由突触后支架蛋白 PSD-95 支持的脑源性神经营养因子（BDNF）介导的信号传递具有抗抑郁作用。相反，临床抑郁症与 BDNF 信号传导减少有关。我们发现，能与 PSD-95 结合的仿肽化合物能促进海马中 BDNF 受体 TrkB 的信号转导，减少小鼠的抑郁样行为。化合物CN2097和Syn3都与PSD-95的PDZ3结构域结合，Syn3还与蛋白的α螺旋区域结合。在两种压力诱发抑郁的小鼠模型中，Syn3能减少抑郁样行为；CN2097也有类似的作用，但效果较弱。在海马神经元中，应用 Syn3 可促进 TrkB-Gαi1/3-PSD-95 复合物的形成，并增强下游 PI3K-Akt-mTOR 信号传导。在遭受慢性轻度应激（CMS）的小鼠中，全身施用Syn3可逆转CMS诱导的抑郁相关的海马中PI3K-Akt-mTOR信号转导、树突复杂性、棘密度和自噬的变化，并减少抑郁样行为。在海马神经元中敲除 Gαi1/3 能阻止 Syn3 的治疗效果，这表明这些效果依赖于 TrkB 通路。研究结果表明，诱导形成 PSD-95-TrkB 复合物的化合物具有缓解抑郁症的治疗潜力。
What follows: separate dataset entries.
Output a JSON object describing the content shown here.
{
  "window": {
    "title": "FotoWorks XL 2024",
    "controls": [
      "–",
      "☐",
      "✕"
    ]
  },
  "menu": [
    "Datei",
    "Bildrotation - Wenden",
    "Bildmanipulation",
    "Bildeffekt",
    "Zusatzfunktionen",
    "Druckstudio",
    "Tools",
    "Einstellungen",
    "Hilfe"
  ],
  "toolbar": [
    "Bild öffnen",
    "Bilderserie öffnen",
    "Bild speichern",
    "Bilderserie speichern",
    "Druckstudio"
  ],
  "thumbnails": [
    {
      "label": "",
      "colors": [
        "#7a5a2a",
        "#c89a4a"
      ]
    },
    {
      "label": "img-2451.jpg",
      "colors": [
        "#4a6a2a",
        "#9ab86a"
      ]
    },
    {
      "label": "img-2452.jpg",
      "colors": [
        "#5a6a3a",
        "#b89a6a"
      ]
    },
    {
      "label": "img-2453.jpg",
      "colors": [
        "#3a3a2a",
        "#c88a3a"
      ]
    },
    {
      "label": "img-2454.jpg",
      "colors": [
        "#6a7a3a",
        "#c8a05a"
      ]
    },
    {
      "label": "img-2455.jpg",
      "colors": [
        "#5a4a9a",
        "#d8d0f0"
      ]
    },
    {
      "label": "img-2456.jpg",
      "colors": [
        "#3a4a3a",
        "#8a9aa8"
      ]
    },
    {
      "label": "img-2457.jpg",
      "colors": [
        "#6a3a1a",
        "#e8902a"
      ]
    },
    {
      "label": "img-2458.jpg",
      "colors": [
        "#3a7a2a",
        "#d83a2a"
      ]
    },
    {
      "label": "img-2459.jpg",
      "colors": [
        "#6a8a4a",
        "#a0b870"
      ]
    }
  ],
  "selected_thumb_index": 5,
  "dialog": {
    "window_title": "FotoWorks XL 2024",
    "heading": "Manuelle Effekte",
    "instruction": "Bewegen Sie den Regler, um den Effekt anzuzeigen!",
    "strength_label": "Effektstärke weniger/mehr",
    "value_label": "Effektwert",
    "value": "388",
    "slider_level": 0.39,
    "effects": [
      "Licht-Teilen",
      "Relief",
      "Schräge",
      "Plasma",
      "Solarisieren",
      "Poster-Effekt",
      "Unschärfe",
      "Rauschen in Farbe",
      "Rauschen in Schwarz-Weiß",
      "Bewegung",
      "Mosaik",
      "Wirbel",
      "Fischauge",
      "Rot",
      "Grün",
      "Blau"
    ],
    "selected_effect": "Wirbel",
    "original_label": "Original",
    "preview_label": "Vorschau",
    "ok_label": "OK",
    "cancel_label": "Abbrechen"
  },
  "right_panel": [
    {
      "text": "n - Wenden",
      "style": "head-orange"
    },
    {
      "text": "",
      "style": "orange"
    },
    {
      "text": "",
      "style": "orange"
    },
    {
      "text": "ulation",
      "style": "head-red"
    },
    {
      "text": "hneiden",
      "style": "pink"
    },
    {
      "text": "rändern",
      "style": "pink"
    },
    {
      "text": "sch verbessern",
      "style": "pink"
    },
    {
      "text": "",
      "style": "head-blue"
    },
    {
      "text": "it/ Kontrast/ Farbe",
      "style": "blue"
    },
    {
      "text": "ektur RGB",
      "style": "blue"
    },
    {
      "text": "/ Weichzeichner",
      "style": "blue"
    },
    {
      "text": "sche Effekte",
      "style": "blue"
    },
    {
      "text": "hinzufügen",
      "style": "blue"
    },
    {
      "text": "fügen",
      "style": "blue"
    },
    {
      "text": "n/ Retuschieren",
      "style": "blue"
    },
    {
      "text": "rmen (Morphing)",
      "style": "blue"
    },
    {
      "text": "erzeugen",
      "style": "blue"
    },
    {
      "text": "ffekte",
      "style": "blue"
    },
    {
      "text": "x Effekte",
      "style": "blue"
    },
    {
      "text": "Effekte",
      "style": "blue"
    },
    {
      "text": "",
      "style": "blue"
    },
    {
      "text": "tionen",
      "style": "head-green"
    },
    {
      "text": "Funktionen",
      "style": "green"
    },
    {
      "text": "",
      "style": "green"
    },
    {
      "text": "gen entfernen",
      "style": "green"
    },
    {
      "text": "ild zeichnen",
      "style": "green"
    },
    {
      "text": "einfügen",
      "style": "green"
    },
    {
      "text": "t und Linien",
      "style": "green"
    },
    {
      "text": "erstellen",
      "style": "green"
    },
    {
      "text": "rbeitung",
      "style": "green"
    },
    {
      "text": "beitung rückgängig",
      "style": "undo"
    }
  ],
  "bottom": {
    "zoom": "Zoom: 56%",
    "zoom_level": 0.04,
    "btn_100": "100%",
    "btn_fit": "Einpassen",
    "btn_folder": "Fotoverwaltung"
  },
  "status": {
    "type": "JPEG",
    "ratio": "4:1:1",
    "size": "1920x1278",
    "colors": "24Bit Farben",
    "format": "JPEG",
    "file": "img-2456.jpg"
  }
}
本文章由计算机程序翻译，如有差异，请以英文原文为准。

求助全文

约1分钟内获得全文求助全文

来源期刊

Science Signaling BIOCHEMISTRY & MOLECULAR BIOLOGY-CELL BIOLOGY

CiteScore

9.50

自引率

0.00%

发文量

148

审稿时长

3-8 weeks

期刊介绍： "Science Signaling" is a reputable, peer-reviewed journal dedicated to the exploration of cell communication mechanisms, offering a comprehensive view of the intricate processes that govern cellular regulation. This journal, published weekly online by the American Association for the Advancement of Science (AAAS), is a go-to resource for the latest research in cell signaling and its various facets. The journal's scope encompasses a broad range of topics, including the study of signaling networks, synthetic biology, systems biology, and the application of these findings in drug discovery. It also delves into the computational and modeling aspects of regulatory pathways, providing insights into how cells communicate and respond to their environment. In addition to publishing full-length articles that report on groundbreaking research, "Science Signaling" also features reviews that synthesize current knowledge in the field, focus articles that highlight specific areas of interest, and editor-written highlights that draw attention to particularly significant studies. This mix of content ensures that the journal serves as a valuable resource for both researchers and professionals looking to stay abreast of the latest advancements in cell communication science.